2016 Fiction Literary Maneuvers Challenge Winner January 2016
Kassandra hung limp against her chains, arms pulled taut in a V above her head. Her hair draped down across her face, covering her eyes. All the better, she thought, as there was nothing worth seeing—just bare, stone walls and cold shadows. Her knees scraped the rough tile beneath her, but the aching in her body had long since numbed. She tried pushing herself to her feet, to alleviate the strain on her shoulders, failing easily.

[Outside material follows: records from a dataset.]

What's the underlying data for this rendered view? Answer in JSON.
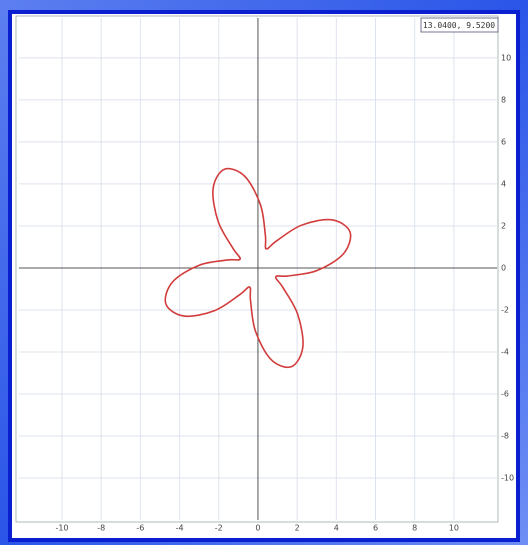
{
  "chart_data": {
    "type": "line",
    "readout": "13.0400, 9.5200",
    "x": [
      4.7,
      3.77,
      2.21,
      0.94,
      0.42,
      0.38,
      0.13,
      -0.67,
      -1.71,
      -2.29,
      -2.03,
      -1.28,
      -0.91,
      -1.54,
      -3.0,
      -4.36,
      -4.7,
      -3.77,
      -2.21,
      -0.94,
      -0.42,
      -0.38,
      -0.13,
      0.67,
      1.71,
      2.29,
      2.03,
      1.28,
      0.91,
      1.54,
      3.0,
      4.36
    ],
    "series": [
      {
        "color": "#d23c3c",
        "values": [
          1.71,
          2.29,
          2.03,
          1.28,
          0.91,
          1.54,
          3.0,
          4.36,
          4.7,
          3.77,
          2.21,
          0.94,
          0.42,
          0.38,
          0.13,
          -0.67,
          -1.71,
          -2.29,
          -2.03,
          -1.28,
          -0.91,
          -1.54,
          -3.0,
          -4.36,
          -4.7,
          -3.77,
          -2.21,
          -0.94,
          -0.42,
          -0.38,
          -0.13,
          0.67
        ]
      }
    ],
    "closed": true,
    "xlim": [
      -12.2,
      12.2
    ],
    "ylim": [
      -12,
      11.9
    ],
    "xticks": [
      -10,
      -8,
      -6,
      -4,
      -2,
      0,
      2,
      4,
      6,
      8,
      10
    ],
    "yticks": [
      -10,
      -8,
      -6,
      -4,
      -2,
      0,
      2,
      4,
      6,
      8,
      10
    ],
    "grid": true
  }
}
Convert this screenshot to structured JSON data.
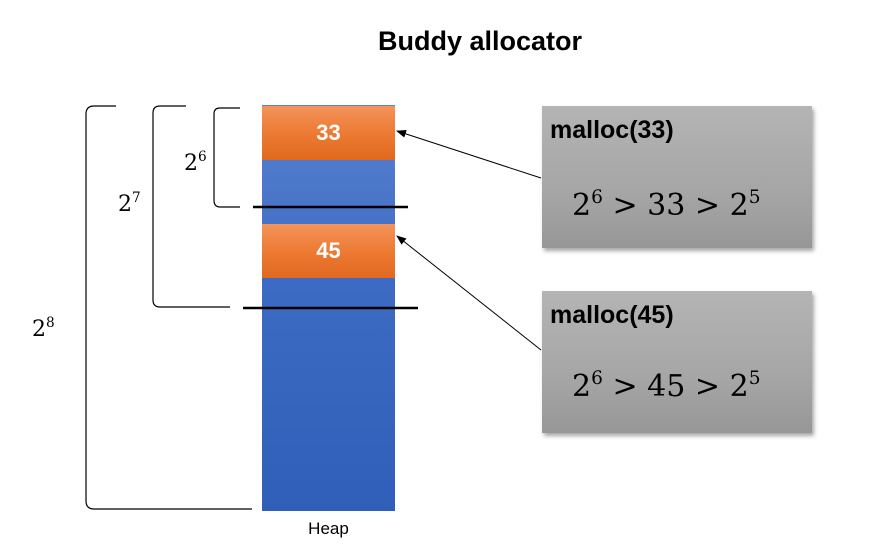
{
  "title": "Buddy allocator",
  "heap": {
    "label": "Heap",
    "blocks": [
      {
        "value": "33"
      },
      {
        "value": "45"
      }
    ]
  },
  "levels": [
    {
      "base": "2",
      "exp": "6"
    },
    {
      "base": "2",
      "exp": "7"
    },
    {
      "base": "2",
      "exp": "8"
    }
  ],
  "calls": [
    {
      "label": "malloc(33)",
      "expr": {
        "a_base": "2",
        "a_exp": "6",
        "op1": ">",
        "mid": "33",
        "op2": ">",
        "b_base": "2",
        "b_exp": "5"
      }
    },
    {
      "label": "malloc(45)",
      "expr": {
        "a_base": "2",
        "a_exp": "6",
        "op1": ">",
        "mid": "45",
        "op2": ">",
        "b_base": "2",
        "b_exp": "5"
      }
    }
  ],
  "colors": {
    "heap": "#3e6cc4",
    "block": "#ec7831",
    "box": "#a6a6a6"
  }
}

In her tomb, she drifted through the darkness of time like a hollow log caught within a mudslide. Minutes, hours, moments trudged by, listless and forgotten. The few memories she clung to must have been hallucinations, she guessed, as she watched the image of herself scratching at smooth, white walls unlike those which surrounded her.
Without warning, the heavy door to her room creaked open, a sudden burst of torchlight slicing at her eyes. “My dear,” a man’s voice greeted as the painful glare approached her, “the king has requested your service. He’s putting together a battle plan and would like your advice as to the best course of action.” As he drew closer and circled her, she recognized the hideous smirk behind his words—the clammy grip of his fingers as they slid down her neck, across her breasts.
“Your king can rot,” she seethed. “You all can rot, the lot of you.”
“Such malice!” he grinned. “A beautiful voice wasted on such hateful words.” The man dropped a sack from his shoulder to the ground in front of her. He poured its contents—a heap of dried leaves and flowers—into a bronze bowl situated between them. “Not that it matters much. The offering will bring you ’round shortly.”
As he arranged the gift, a strong scent of spice and ash wafted up, filling Kassandra’s nose and throat. “Please,” she coughed, “don’t do this! The dreams mean nothing. Don’t you see that?”
“On the contrary, my sweet,” he said, lighting a sprig off his torch, dropping it into the kindling. “Your visions have brought the king much wisdom, as cryptic as your words may sometimes seem.” His task finished, he traced his hand up her jawline, clenching the hair at the back of her head in his fist. She yelped as he pulled her toward him, “Do not squander your gift, dear. Without that, there’s really only one use left for you.” He laughed, tossing her back against her restraints. “I’ll be back for your wisdom when the smoke has cleared.” She dangled helplessly as he and the firelight faded into the darkness. The sound of a door slammed shut somewhere beyond her.
Tears rolled down her cheeks as the offering caught fire. She struggled against the irons at her wrists, turning her head as best she could away from the smoke as it billowed forth, slowly filling the room. Stray embers bit into bare flesh as the choking fumes consumed her. In her mind, she once again watched herself clawing desperately at strange, slick walls which now yellowed and rotted the more she dug into them.
With each slow moment, she faded more deeply into the haze between æther and reality. Her hands scrambled, grasping for something solid, as the light of Olympus fell upon her. In its wake, the inward image of herself quietly dissolved.
“Gods!” she gasped, her eyes bright and widened, enamored by the flashing, insane tumult of infinity.